Ramona estudió hasta el cuarto grado en la Escuela Primaria, que por ese entonces solamente ofrecía clases hasta sexto. Había que ganarse la vida. Se convirtió en una joven valiente y responsable, diligente y trabajadora. No tardó en unirse al contingente que hacía largos viajes a pie al pozo natural de aguas termales conocido como “Agua Caliente”, a donde con cestos de ropa y más ropa en la cabeza llegaría para lavar arrodillada en una piedra lisa y redonda que hacía las veces de lavadero. Armadas de lejía, docenas de muchachas cuya compañía aligeraba el pesado quehacer hacían por esos años estos viajes a pie. La ropa terminaba secándose al sol en los arbustos mientras las jóvenes se protegían de los rayos sentándose junto a los grandes peñascos y rocas que proveían sombra fresca y protectora. Allí hablaban y se hacían confidencias. “Ramona, tú no vas a hacer huesos viejos. Eres muy desarreglada”, le decía una de sus amigas al verla deambular con los pies descalzos mientras ponía la ropa al sol.
Ramoncita era más bien una joven callada. La vida nunca le había dado demasiado como para poner demasiadas palabras en su boca. Tranquila y esbelta, su mirada reflexiva aparecía siempre ensombrecida por un dejo de tristeza, de nostalgia, de trozos de ayeres, caricias, abrazos y ternuras olvidadas por la frágil memoria. “Cuánta falta me hace mi madre”, pensaba. Y se adivinaba en su andar por la vida, firme y segura, pero con una gran necesidad de amor, un anhelo inconmensurable de ternura. Resultaba imposible no quererla. Y era querida.

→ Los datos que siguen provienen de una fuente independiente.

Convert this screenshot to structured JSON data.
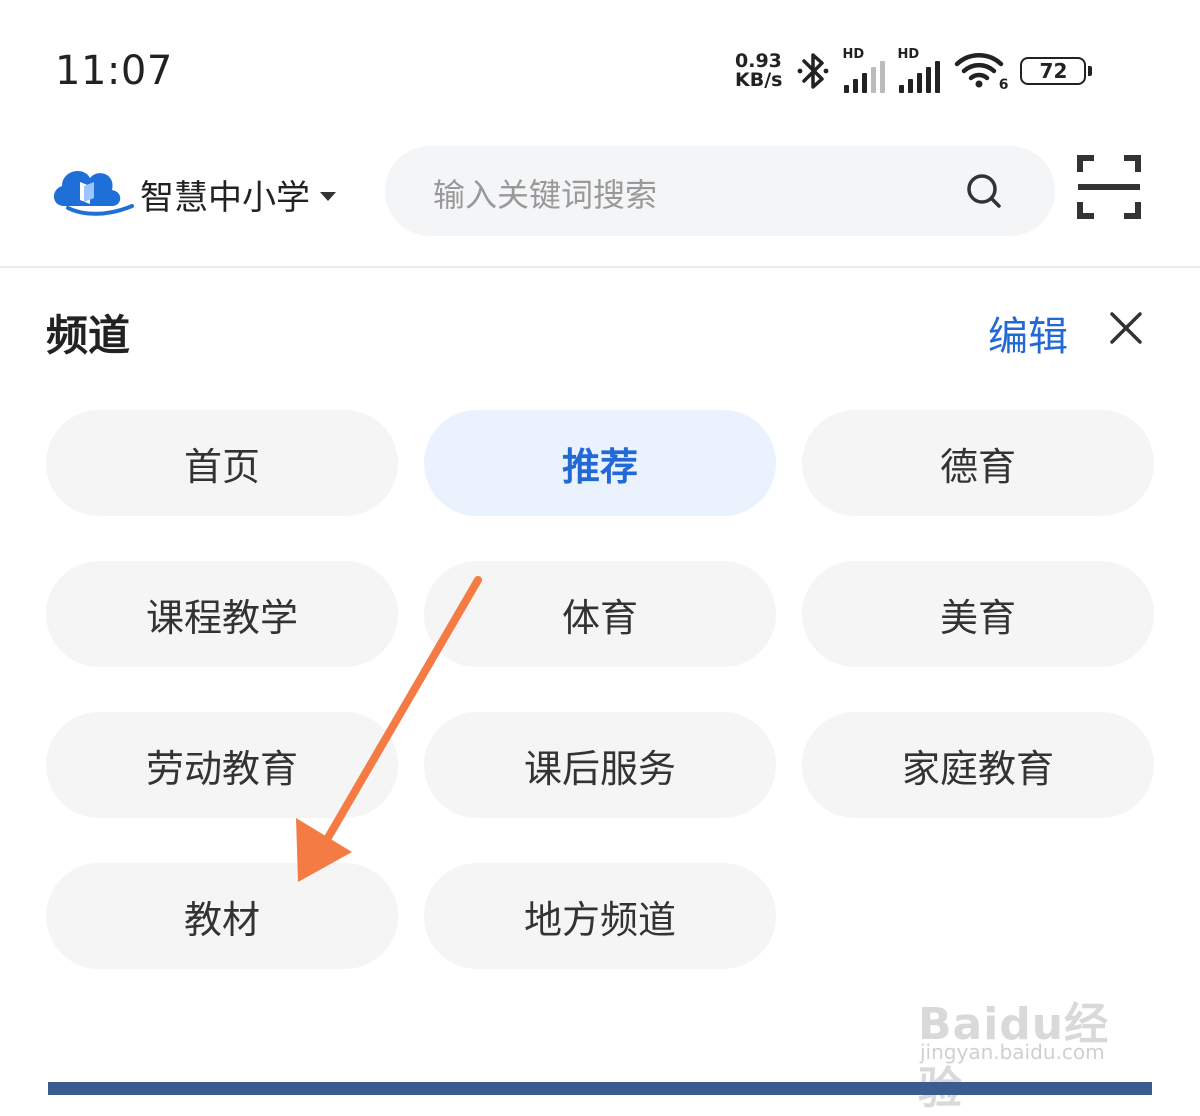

La muchacha no conocía el cansancio. No paraba ni un minuto. Almidonaba cuellos de camisa, arrullaba niños pequeños, cambiaba pañales, lavaba ajeno, hacía mandados, compraba tabaco para su nana, tostaba y molía café, encalaba su casa…
Sosegada, dueña de unos grandes y serenos ojos que parecían contemplar más allá de lo evidente, y una deslumbrante cabellera negra, iba a la iglesia del pueblo, a la tienda o a la noria. Tenía pocas, pero buenas, amigas. Era de pocas palabras y había aprendido a reservar su confianza para quienes se mostraban dignos de ella. La ternura que emanaba de su corazón había sido salpicada por la tinta de una vida llena de dureza y privaciones. La bondad de su alma florecía en terrenos álgidos, como las pequeñas florecillas silvestres que brotan entre las rocas, contra todo pronóstico, alimentándose del sol, de la luna, de las estrellas, de las gotas de rocío…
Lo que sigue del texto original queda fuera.